What is your body language saying about you?
Our body language speaks volumes about us. People tend to judge us far more on our physical appearance, including our mannerisms, than by what comes out of our mouths. So what do our body movements, gestures, expressions, tone and volume of voice, and posture have to say about us in our working and personal lives?
To give the right impression, it's important to understand what we are conveying non-verbally and how our unconscious signals are being received by the people we interact with. Understanding our own body language gives us clues in self-awareness. Body language can be a powerful tool if you can use it with control.
The power of a smile
Smiling is a powerful tool in your body language arsenal. Perhaps you smile a lot in the hope of appearing friendly - just be aware this can lead people to take you less seriously in the workplace. In some Asian cultures, smiling too much is seen as a signal that you're not a serious person and may lose you some respect. Too much smiling appears fake and can betray nervousness.

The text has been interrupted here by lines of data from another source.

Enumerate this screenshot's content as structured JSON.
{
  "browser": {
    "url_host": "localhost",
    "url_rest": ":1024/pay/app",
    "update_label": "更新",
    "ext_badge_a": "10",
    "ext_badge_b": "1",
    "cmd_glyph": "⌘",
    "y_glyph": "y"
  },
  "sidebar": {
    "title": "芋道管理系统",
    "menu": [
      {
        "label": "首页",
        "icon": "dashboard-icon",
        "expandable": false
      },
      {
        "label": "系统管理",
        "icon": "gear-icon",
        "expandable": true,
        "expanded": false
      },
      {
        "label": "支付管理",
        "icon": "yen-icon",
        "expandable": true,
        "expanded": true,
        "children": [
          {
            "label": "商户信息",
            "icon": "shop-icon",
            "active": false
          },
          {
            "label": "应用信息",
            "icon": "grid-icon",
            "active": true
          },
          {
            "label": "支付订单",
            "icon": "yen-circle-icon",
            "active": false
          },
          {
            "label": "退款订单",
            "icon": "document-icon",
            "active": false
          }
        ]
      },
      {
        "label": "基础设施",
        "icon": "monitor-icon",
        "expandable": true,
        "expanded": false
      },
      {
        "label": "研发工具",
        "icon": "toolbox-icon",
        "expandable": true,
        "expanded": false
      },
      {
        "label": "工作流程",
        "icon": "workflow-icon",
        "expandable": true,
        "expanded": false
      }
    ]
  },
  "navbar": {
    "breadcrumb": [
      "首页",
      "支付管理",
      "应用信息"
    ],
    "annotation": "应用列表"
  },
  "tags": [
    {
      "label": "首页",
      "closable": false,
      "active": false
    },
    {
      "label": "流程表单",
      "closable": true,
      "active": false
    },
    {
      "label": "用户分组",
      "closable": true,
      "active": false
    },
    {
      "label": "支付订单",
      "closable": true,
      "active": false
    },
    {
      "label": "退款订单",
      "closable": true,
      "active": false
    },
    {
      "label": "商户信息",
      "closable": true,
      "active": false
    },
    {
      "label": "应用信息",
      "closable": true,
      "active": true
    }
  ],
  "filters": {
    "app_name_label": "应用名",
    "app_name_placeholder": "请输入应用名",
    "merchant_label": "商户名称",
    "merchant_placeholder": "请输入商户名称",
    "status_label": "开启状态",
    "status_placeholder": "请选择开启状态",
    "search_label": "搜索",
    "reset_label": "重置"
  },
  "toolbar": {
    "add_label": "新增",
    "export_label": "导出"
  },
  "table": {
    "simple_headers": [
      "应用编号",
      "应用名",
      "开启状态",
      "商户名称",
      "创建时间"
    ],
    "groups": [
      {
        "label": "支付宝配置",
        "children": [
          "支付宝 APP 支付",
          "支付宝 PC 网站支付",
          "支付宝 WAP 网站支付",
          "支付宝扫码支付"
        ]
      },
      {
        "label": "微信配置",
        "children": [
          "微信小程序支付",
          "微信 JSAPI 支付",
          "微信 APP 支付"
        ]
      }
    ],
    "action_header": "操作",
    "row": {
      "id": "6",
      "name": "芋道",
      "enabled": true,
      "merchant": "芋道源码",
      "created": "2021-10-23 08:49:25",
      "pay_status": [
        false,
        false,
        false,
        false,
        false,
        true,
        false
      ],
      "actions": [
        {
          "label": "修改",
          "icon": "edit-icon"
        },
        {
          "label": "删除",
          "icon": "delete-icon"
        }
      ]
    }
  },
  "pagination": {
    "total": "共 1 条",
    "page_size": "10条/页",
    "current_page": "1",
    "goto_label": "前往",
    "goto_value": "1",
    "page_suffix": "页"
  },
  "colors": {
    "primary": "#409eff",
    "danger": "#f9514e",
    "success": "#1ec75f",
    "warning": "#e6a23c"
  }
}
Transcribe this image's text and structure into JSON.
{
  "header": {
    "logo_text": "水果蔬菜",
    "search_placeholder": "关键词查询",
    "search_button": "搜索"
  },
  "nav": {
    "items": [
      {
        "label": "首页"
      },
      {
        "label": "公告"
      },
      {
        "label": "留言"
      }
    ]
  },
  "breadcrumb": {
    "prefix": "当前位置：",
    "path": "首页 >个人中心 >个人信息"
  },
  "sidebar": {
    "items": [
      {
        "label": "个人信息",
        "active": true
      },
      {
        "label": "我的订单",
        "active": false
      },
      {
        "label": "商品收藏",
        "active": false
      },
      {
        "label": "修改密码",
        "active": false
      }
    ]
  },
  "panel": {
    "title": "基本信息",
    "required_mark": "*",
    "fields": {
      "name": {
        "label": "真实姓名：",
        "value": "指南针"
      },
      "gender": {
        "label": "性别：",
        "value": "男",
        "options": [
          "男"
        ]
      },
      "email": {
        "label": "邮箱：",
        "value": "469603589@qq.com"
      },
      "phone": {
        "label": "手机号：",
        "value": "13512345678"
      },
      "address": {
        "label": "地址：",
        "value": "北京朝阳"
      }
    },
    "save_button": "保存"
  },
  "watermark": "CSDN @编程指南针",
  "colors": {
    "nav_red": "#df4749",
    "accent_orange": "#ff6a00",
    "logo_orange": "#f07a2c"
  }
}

If you're trying to hide nervousness avoid blinking too much, biting or sucking your lip. Also be aware that nervous people often hug themselves, rub their earlobes or forehead, and shift their body weight from one foot to another to create a slight rocking motion.
If you're trying to show that you are listening sympathetically to what someone has to say, try tilting your head slightly and nodding very slightly. This gesture implies you are listening with interest. If you're talking to someone and a third person joins, tilt your body towards them slightly to include them and make them feel valued.
By contrast, if they are unwelcome, a failure to angle your body towards them is a strong gesture that they are not welcome to join the group. A single nod of the head also implies coolness when listening to another person.
Showing respect or asking for empathy
In a workplace situation it quite usual to see people come slightly to attention and square their chest when speaking to a superior member of staff. If you're looking for support and empathy, try using the lowered gaze. Lowering our eyes is a bid for sympathy that tends to elicit a motherly response in other adults.
Adopting a similar stance to the person you are engaged with indicates your interest and helps develop trust. Use this with caution though - don't obviously copy your companion!
When we're interested in what people have to say, we use certain unconscious visual cues. We tend to position our body and feet toward the person of interest to us. Raised eyebrows are also a sign that we are taking interest in what is being discussed. We also tend to lean slightly towards people that we like. If you're on a date, lean in a little to show interest. But if they are leaning back, you may prefer not to seem too keen by leaning too closely to them.